Assim como a antiga União Democrática Nacional, na década de 1960, fez uso do carisma de Jânio Quadros, um populista sem formação udenista, para alcançar o poder e interromper a hegemonia varguista, muitos liberais fizeram em 2018 a aposta de aproveitar a porta aberta pela chapa Jair Bolsonaro-Hamilton Mourão para implementar uma agenda reformista. O bolsonarismo ascendente através da pregação virtual e o fenômeno de emergência de um pensamento liberal-conservador, que se convencionou chamar de “nova direita”, foram acontecimentos paralelos, mas, na esteira de uma conflagração aberta contra o lulopetismo, se cruzaram no resultado das eleições.

Não é o caso de fazer terra arrasada absoluta —já que, de resto, não o é em qualquer governo, mesmo nos piores. Liberais sérios passaram pelo Ministério da Economia, alguns ainda tentam fazer a diferença nas suas diversas secretarias, tendo obtido sucesso em implementar medidas de menor envergadura ou avanços microeconômicos, como a MP da Liberdade Econômica.

Contudo, já se passou tempo mais do que suficiente para perceber que a personalidade do mandatário da República, que jamais foi consistentemente liberal, nem politicamente, nem economicamente, tem imposto mais obstáculos do que ajudado aos propósitos liberais. No primeiro ano de mandato, a base governista, sempre em dificuldades para se organizar no Congresso em prol das agendas mais relevantes, produziu entrechoques que envolveram acusações sem provas de golpismo contra os próprios ministros e o próprio vice-presidente por mais de uma vez.

O período inicial de “lua de mel”, que em teoria favorece a atuação dos governos, evidentemente não foi aproveitado como deveria. Já ao começo do segundo ano, preferiu-se a participação histriônica em manifestações que bradavam por atos institucionais de um passado que não há de voltar à adoção de uma postura séria, capaz de mobilizar a liderança carismática verdadeiramente em prol das reformas.
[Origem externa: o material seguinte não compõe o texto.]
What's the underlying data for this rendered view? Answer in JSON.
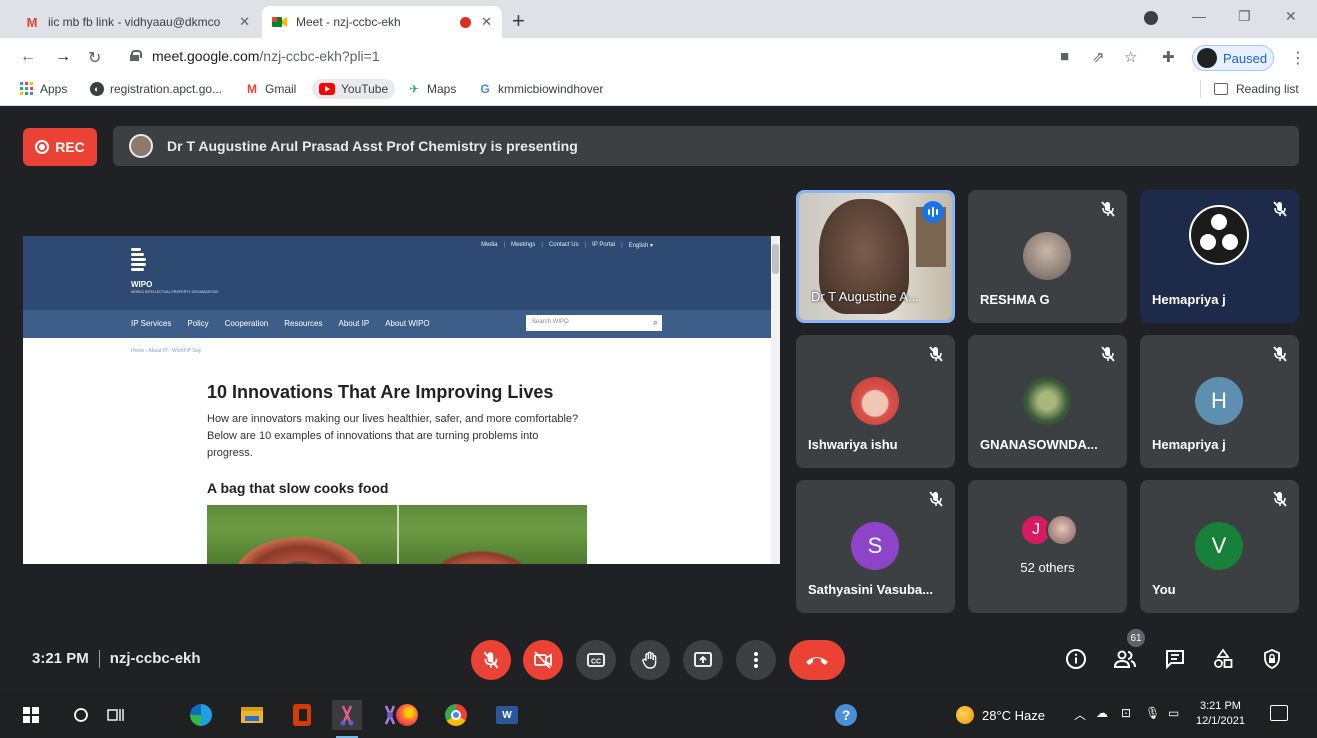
{
  "browser": {
    "tabs": [
      {
        "title": "iic mb fb link - vidhyaau@dkmco",
        "favicon": "gmail-icon",
        "close": "✕"
      },
      {
        "title": "Meet - nzj-ccbc-ekh",
        "favicon": "meet-icon",
        "close": "✕"
      }
    ],
    "new_tab": "+",
    "url_host": "meet.google.com",
    "url_path": "/nzj-ccbc-ekh?pli=1",
    "profile_status": "Paused",
    "bookmarks": [
      {
        "label": "Apps",
        "icon": "apps-grid-icon"
      },
      {
        "label": "registration.apct.go...",
        "icon": "globe-icon"
      },
      {
        "label": "Gmail",
        "icon": "gmail-icon"
      },
      {
        "label": "YouTube",
        "icon": "youtube-icon"
      },
      {
        "label": "Maps",
        "icon": "maps-icon"
      },
      {
        "label": "kmmicbiowindhover",
        "icon": "google-icon"
      }
    ],
    "reading_list": "Reading list"
  },
  "meet": {
    "rec_label": "REC",
    "presenting_text": "Dr T Augustine Arul Prasad Asst Prof Chemistry is presenting",
    "meeting_time": "3:21 PM",
    "meeting_code": "nzj-ccbc-ekh",
    "participant_count": "61",
    "tiles": [
      {
        "name": "Dr T Augustine A...",
        "type": "video",
        "speaking": true
      },
      {
        "name": "RESHMA G",
        "type": "photo",
        "muted": true
      },
      {
        "name": "Hemapriya j",
        "type": "logo",
        "muted": true
      },
      {
        "name": "Ishwariya ishu",
        "type": "photo",
        "muted": true
      },
      {
        "name": "GNANASOWNDA...",
        "type": "photo",
        "muted": true
      },
      {
        "name": "Hemapriya j",
        "type": "initial",
        "initial": "H",
        "color": "#5f8fb0",
        "muted": true
      },
      {
        "name": "Sathyasini Vasuba...",
        "type": "initial",
        "initial": "S",
        "color": "#8e44c9",
        "muted": true
      },
      {
        "name": "52 others",
        "type": "group",
        "initial": "J",
        "color": "#d81b60"
      },
      {
        "name": "You",
        "type": "initial",
        "initial": "V",
        "color": "#188038",
        "muted": true
      }
    ]
  },
  "shared_page": {
    "top_links": [
      "Media",
      "Meetings",
      "Contact Us",
      "IP Portal",
      "English ▾"
    ],
    "logo_name": "WIPO",
    "logo_sub": "WORLD INTELLECTUAL PROPERTY ORGANIZATION",
    "nav": [
      "IP Services",
      "Policy",
      "Cooperation",
      "Resources",
      "About IP",
      "About WIPO"
    ],
    "search_placeholder": "Search WIPO",
    "breadcrumb": "Home › About IP › World IP Day",
    "heading": "10 Innovations That Are Improving Lives",
    "intro": "How are innovators making our lives healthier, safer, and more comfortable? Below are 10 examples of innovations that are turning problems into progress.",
    "subheading": "A bag that slow cooks food"
  },
  "taskbar": {
    "weather": "28°C  Haze",
    "time": "3:21 PM",
    "date": "12/1/2021"
  }
}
Se há mesmo problemas crônicos inevitáveis em nosso sistema político, e a pandemia representa um grave obstáculo imprevisível, não é possível desconhecer a responsabilidade do governo Bolsonaro pelas suas explícitas deficiências. Entre ataques à privatização de uma estatal de abastecimento de frutas e verduras em São Paulo e uma portaria autorizando supersalários de servidores comissionados sendo recepcionada sem a reação contrária que merece, o ímpeto pelas mudanças que reclamamos se esvai.

Roberto Campos dizia que “no Brasil, os problemas não mudam; logo não mudam também as soluções”. Os maiores problemas do ciclo atual, infelizmente, ainda são os mesmos da era Vargas: a persistência do patrimonialismo e a consagração do queremismo do século 21. Quer-se enaltecer o líder, qualquer que ele seja, independentemente do que faça ou diga, sempre. Mesmo quem tenta apresentar alternativas, mais fala em nomes que em agendas ou propostas. Eis o que, no esforço por produzir lideranças qualificadas, os liberais precisam mudar.